Mercredi 17 mai à Fontaine au bar AK, le public invité pour une série de projections cinéma est sorti troublé par le visionnement d’un film quasi inconnu en France sur la guerre d’Algérie, Allons enfants… pour l’Algérie.
Il revenait à l’organisatrice de cet événement, Sabrina Chebbi, réalisatrice cinéma, de présenter cette soirée. Le film qu’elle a découvert au festival de Lussas a été réalisé, en 1961, par Karl Gass, pour le compte de la production Defa, producteur d’Etat de la RDA (République démocratique allemande). Defa a produit plusieurs films du grand réalisateur Français René Vautier, militant anticolonialiste, censuré pendant des décennies en France. Cette soirée accueillie par le « patron » du bar AK, Amazigh Kateb, était coorganisée par FUIQP Grenoble, « organisation nationale regroupant des militantes et des militants des immigrations et/ou des quartiers populaires ».L’objet de la soirée était de présenter un film « en rupture avec les films lisses proposés en 2022 pour les 60 ans de l’indépendance de l’Algérie où bourreaux et victimes de la guerre étaient présentés sur un même plan ». L’assistance était sous le choc à l’issue du visionnement du film. Nombreux ont découvert le rôle de la République fédérale d’Allemagne dans les années de la guerre d’Algérie. Le film révèle en effet que « l’Allemagne de l’Ouest » a recruté des milliers de militaires pour la légion étrangère française qui ont combattu contre la résistance algérienne. Certains, vus à l’écran, se sont ensuite réfugiés en RDA et ont dénoncé, photos à l’appui, les tortures, assassinats.Une image extraite du film.

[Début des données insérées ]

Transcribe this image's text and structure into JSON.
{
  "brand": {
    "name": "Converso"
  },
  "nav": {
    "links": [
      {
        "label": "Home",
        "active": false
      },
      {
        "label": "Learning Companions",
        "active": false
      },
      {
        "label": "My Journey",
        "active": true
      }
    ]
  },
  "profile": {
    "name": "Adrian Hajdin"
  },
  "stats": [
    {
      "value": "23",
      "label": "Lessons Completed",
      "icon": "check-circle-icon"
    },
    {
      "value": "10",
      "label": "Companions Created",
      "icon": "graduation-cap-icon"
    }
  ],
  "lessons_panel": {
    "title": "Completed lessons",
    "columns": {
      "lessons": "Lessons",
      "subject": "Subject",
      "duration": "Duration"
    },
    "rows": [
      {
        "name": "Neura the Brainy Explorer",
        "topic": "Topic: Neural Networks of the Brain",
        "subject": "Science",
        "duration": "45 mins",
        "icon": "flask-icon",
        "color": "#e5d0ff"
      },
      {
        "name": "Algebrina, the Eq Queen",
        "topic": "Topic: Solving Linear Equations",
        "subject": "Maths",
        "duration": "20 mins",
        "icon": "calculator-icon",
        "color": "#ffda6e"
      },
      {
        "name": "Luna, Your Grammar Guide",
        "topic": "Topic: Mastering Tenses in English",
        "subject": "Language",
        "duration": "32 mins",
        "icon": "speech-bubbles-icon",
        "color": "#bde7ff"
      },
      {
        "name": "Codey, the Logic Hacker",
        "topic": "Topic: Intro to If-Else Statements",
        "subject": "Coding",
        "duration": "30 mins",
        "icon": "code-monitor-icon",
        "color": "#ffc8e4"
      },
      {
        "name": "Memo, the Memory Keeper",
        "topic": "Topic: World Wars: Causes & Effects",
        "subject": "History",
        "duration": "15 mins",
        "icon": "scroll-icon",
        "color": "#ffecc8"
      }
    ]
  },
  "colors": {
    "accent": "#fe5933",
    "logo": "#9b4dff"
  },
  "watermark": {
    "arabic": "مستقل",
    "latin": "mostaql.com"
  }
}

Le documentaire détaille l’intérêt des dirigeants de la RFA, des groupes industriels allemands, pour les essais nucléaires en Algérie, pour la coopération industrielle avec la France pour l’exploitation des richesses minières de l’Algérie colonisée. De hauts dignitaires nazis du Reich participaient à ces coopérations. Un long passage de ce documentaire très dense montre la réalité épouvantable des 300 000 réfugiés algériens privés de soins, de nourriture, en dehors de faibles moyens de secours humanitaires. Une admirable infirmière, Aïcha, fait tout son possible dans un camp pour soulager les douleurs, soigner, aider. Un extrait du documentaire montre un atelier de formation jeunes ouvriers algériens en Tunisie, dans un centre équipé par la RDA et d’autres pays socialistes.Aïcha, infirmière dans un camp de réfugiés.
Aïcha , arrêtée lors d’une manifestation le 14 juillet 1953 à Paris à l’âge de 25 ans, mère de cinq enfants, a fait quatre ans de prison. Son mari a été tué pendant cette manifestation. La projection du film s’est poursuivie, après quelques minutes pour que chacun puisse laisser retomber l’émotion, par un riche échange qui a notamment permis à des témoins algériens de la guerre d’Algérie de livrer des récits. Les mercredis 24 et 31 mai à 20h30, deux autres projections de film seront proposées par le bar AK.